Your guide should provide guidance on a number of topics, including, among many others, the following:

  • fully justified text vs. left justified (or “ragged right”) text
  • proper use of fonts (in other words, bold, underlining, and italics)
  • the serial comma

Dealing with the “fiddly little questions”

As you draft more standard agreements, you will want to ensure the “horizontal” consistency of your documents. In other words, similar clauses or components in different documents should be drafted in similar, if not identical, ways.

You will therefore have to deal first with various set phrases that recur sometimes frequently but often only occasionally. While your style guide should adopt the 80/20 rule and address the “big picture” issues, you will also want an easily accessible repository where you capture your decision on “fiddly little questions.” This might include phrases like “for any reason or for no reason” or “for the avoidance of doubt.”
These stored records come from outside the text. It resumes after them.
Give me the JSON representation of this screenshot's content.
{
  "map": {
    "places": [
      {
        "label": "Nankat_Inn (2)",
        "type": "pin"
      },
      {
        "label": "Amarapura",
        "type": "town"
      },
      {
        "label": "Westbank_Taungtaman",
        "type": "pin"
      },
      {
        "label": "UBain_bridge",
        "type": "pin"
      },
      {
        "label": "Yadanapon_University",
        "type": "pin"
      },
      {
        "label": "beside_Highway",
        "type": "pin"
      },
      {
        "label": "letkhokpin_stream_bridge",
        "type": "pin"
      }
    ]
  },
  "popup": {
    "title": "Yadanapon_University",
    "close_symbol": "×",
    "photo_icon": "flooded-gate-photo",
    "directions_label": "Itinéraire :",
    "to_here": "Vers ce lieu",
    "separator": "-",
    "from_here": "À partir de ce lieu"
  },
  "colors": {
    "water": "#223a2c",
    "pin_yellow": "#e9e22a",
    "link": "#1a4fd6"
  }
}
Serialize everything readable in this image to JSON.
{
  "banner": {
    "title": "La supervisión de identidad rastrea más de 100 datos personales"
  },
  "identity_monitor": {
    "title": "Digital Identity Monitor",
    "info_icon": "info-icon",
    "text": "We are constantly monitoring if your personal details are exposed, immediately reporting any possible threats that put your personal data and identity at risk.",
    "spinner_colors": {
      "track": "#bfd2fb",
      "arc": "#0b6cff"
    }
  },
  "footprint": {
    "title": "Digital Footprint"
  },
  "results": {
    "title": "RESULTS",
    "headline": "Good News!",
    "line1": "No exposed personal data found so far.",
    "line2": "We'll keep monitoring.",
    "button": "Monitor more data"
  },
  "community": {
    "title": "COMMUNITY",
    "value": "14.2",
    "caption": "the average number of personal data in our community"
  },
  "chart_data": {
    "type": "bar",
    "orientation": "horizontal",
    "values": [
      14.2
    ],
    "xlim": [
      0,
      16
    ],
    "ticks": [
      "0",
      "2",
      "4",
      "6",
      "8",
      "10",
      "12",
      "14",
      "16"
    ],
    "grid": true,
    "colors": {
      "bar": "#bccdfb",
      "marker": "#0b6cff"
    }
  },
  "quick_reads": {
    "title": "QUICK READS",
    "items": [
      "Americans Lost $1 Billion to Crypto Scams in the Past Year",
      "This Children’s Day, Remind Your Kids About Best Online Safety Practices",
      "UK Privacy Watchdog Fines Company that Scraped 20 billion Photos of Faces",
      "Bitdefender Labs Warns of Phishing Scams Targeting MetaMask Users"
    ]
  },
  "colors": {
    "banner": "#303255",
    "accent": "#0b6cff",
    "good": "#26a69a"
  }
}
From there, you will want a library of standard clauses that you can use whenever they recur. The logical place to keep such standard clauses is in your Base Agreement. You will find our standard Base Agreement here.

Updating your guide

It is just as important to keep your style guide updated as it is for your agreements. Issues not addressed in the first edition of your guide will inevitably arise, requiring you to take a position. It is important to record that position, by updating your guide, so that the issue is addressed the same way the next time it arises.

Alternatively, ongoing use of your guide may cause you to rethink positions that you initially took, such as, say, the formatting of footnotes. Do not feel yourself locked in by your initial decisions if experience later shows that there is a better way to address a particular issue. Make sure, however, that, if you do change your house style, you go back and amend the documents already in existence to conform to the new style.